Dagan and colleagues wrote:
The finding that melatonin is effective in changing the sleep-wake patterns of DSPS patients is important and supports prior laboratory studies carried out on relatively small numbers of patients by other investigators. However, the finding that the new sleep patterns are not permanently retained suggests that external administration of melatonin does not cause a fundamental and permanent change in sleep regulation. Thus, DSPS patients may need to take melatonin regularly, in much the same way that diabetic patients take insulin or hypothyroidic patients receive thyroid hormone replacement treatment. This suggestion seems reasonable in light of past findings, which are substantiated in the present study, regarding melatonin's relative absence of side effects.
In an interview with Psychiatric Times, Dagan said he has experience with more than 600 patients (ages 13 to 56) who have sleep/wake schedule disorders, and most of them were treated successfully with melatonin.
"We found melatonin to be a very good treatment for these patients. In Israel, [melatonin] is a pharmaceutical substance that needs a physician's prescription and is prepared in pharmacies. The usual dosage...is 5 mg taken daily at a fixed time [usually 10 p.m. to 11 p.m.]. Melatonin treatment is well established in our treatment protocol," he said. "It has to be emphasized, however, that this treatment is only effective for biological rhythm disorders [sleep/wake schedule disturbances and jet lag], but it is not a miracle sleeping pill for psychophysiological insomnia." Dagan added that he has not confronted any major side effect.

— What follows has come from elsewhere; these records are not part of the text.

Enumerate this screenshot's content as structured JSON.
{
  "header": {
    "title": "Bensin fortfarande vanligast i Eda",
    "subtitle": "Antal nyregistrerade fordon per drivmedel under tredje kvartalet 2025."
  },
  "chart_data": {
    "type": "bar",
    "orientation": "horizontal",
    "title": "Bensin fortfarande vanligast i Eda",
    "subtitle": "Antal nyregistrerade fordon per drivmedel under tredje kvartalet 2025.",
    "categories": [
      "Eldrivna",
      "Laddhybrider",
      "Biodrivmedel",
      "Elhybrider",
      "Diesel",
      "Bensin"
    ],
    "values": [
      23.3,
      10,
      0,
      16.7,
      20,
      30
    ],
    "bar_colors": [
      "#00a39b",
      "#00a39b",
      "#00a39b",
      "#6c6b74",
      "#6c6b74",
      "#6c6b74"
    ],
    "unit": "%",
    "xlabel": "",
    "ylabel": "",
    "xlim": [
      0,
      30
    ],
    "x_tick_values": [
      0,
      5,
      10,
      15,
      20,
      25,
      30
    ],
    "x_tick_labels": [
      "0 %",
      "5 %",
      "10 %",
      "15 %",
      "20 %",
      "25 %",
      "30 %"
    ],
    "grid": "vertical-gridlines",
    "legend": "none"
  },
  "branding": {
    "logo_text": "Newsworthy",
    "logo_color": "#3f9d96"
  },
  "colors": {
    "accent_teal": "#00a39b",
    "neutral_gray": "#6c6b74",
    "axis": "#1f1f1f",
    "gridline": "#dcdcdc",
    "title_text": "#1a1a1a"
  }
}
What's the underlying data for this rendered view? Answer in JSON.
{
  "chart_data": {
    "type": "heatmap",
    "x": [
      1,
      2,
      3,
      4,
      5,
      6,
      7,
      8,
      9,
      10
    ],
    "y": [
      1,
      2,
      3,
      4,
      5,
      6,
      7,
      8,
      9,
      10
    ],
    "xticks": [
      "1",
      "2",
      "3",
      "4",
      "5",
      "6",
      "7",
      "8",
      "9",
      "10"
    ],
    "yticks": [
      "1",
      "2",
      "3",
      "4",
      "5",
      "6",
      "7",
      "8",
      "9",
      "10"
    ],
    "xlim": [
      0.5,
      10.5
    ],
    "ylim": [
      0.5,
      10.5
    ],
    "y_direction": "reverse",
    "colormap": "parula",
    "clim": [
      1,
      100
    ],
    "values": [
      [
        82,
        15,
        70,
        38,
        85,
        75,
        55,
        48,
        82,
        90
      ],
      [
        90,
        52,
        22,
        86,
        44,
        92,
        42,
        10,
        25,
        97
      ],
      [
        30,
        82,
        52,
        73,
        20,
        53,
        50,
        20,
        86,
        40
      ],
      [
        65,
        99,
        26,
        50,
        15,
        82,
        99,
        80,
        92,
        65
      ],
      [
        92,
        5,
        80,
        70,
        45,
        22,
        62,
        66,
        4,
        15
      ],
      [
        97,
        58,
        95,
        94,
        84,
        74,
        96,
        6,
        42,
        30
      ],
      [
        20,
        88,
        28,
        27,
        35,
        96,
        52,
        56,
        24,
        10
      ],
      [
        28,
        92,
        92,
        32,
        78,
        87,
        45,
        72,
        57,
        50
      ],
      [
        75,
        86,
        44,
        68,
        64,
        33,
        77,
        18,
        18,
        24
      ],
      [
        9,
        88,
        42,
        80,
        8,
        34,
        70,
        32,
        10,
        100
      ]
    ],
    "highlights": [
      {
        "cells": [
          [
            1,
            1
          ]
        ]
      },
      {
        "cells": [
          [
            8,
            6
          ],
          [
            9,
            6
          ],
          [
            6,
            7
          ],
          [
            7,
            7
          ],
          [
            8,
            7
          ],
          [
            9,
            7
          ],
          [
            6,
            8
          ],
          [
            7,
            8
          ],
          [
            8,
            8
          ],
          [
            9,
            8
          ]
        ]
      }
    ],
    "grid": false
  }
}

In addition to exploring the use of melatonin for sleep/wake schedule disorders, Dagan and colleagues are studying melatonin and selective serotonin reuptake inhibitor treatment, melatonin and haloperidol (Haldol), melatonin treatment for hemodialysis patients, and melatonin administration for patients hospitalized in intensive care units.
1. Cowley G (1995), Melatonin. Newsweek. Aug. 7.
2. Dagan Y, Sela H, Omer H et al. (1996), High prevalence of personality disorders among circadian rhythm sleep disorders (CRSD) patients. J Psychosom Res 41(4):357-363.
3. Dagan Y, Yovel I, Hallis D et al. (1998), Evaluating the role of melatonin in the long-term treatment of delayed sleep phase syndrome (DSPS). Chronobiol Int 15(2):181-190.
4. Lamberg L (1996), Melatonin potentially useful but safety, efficacy remain uncertain. JAMA 276(13):1011-1013.
5. Liu RY, Zhou JN, van Heerikhuize J et al. (1999), Decreased melatonin levels in postmortem cerebrospinal fluid in relation to aging, Alzheimer's disease and apolipoprotein E-epsilon 4/4 genotype. J Clin Endocrinol Metab 84(1):323-327.